National Tin Can Day reminds people of this aspect of human history and has become a great relief for those who can’t afford fresh fruits and vegetables and want an easy meal.

History of National Tin Can Day

Cans were invented as a solution for hunger in combat. The French Directory, serving the years when Napolean’s army fought battles in Italy, the Netherlands, Germany, and the Carribean, offered a 12,000 franc prize for a breakthrough in the preservation of food.

Nicholas Appert, a Paris resident and chef saw this opportunity and took it. Working for French nobility, he studied different methods of food preservation until he presented his creation to the Directory.

Champagne bottle preserved with cheese and lime was the idea he created built on previous preservation techniques. His factory progressed from bottles to glass containers and then eventually to cans. These preserves were shipped all over through the French navy.

Peter Durand decided he wanted to capitalize on the preservation of food by patenting it and intended on expanding even further from Appert’s idea by using tinplate.

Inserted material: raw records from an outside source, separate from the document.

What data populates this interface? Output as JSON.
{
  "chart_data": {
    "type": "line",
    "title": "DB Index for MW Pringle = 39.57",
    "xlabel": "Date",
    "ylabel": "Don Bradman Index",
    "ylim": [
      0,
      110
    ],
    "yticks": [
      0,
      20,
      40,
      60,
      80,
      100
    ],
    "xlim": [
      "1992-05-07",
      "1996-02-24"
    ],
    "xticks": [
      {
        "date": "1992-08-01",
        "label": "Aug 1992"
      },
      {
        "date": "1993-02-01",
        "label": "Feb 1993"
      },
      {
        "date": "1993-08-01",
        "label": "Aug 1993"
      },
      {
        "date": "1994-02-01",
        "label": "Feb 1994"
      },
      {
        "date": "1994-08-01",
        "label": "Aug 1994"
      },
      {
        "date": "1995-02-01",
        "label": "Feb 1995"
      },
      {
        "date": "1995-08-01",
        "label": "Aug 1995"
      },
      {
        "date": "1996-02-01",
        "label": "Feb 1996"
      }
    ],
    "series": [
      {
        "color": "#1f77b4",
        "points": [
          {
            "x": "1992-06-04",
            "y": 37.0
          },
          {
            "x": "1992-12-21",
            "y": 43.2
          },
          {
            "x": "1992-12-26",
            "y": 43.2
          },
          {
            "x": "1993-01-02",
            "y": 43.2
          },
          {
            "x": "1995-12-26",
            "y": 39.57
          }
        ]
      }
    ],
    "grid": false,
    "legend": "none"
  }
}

Once th British saw that the French were using preservation, they believed they needed to as well. Soon after, Bryan Donkin and John Hall set up the first commercial canning factory in Britian in 1812. Tin can preservation became a crucial element for the history of combat and war as well as helping solve hunger issues.

In New York, about a century later, the Max Ams Machine Company of New York patented the double-seam process used in most modern food cans and helped boom the future of industrialized food all the way to the modern day.

How to Celebrate National Tin Can Day

Share the history of the tin can by telling people all about it! Share the history of the tin can on social media and explore how canning food became an influential part of the industrial revolution for first-world countries.

Try your hand at making a meal using only canned foods and get creative with tonight’s dinner! You can also try do it yourself crafts and see what you can create with tin cans! Take all the tin cans you can find and take them to the recycling center.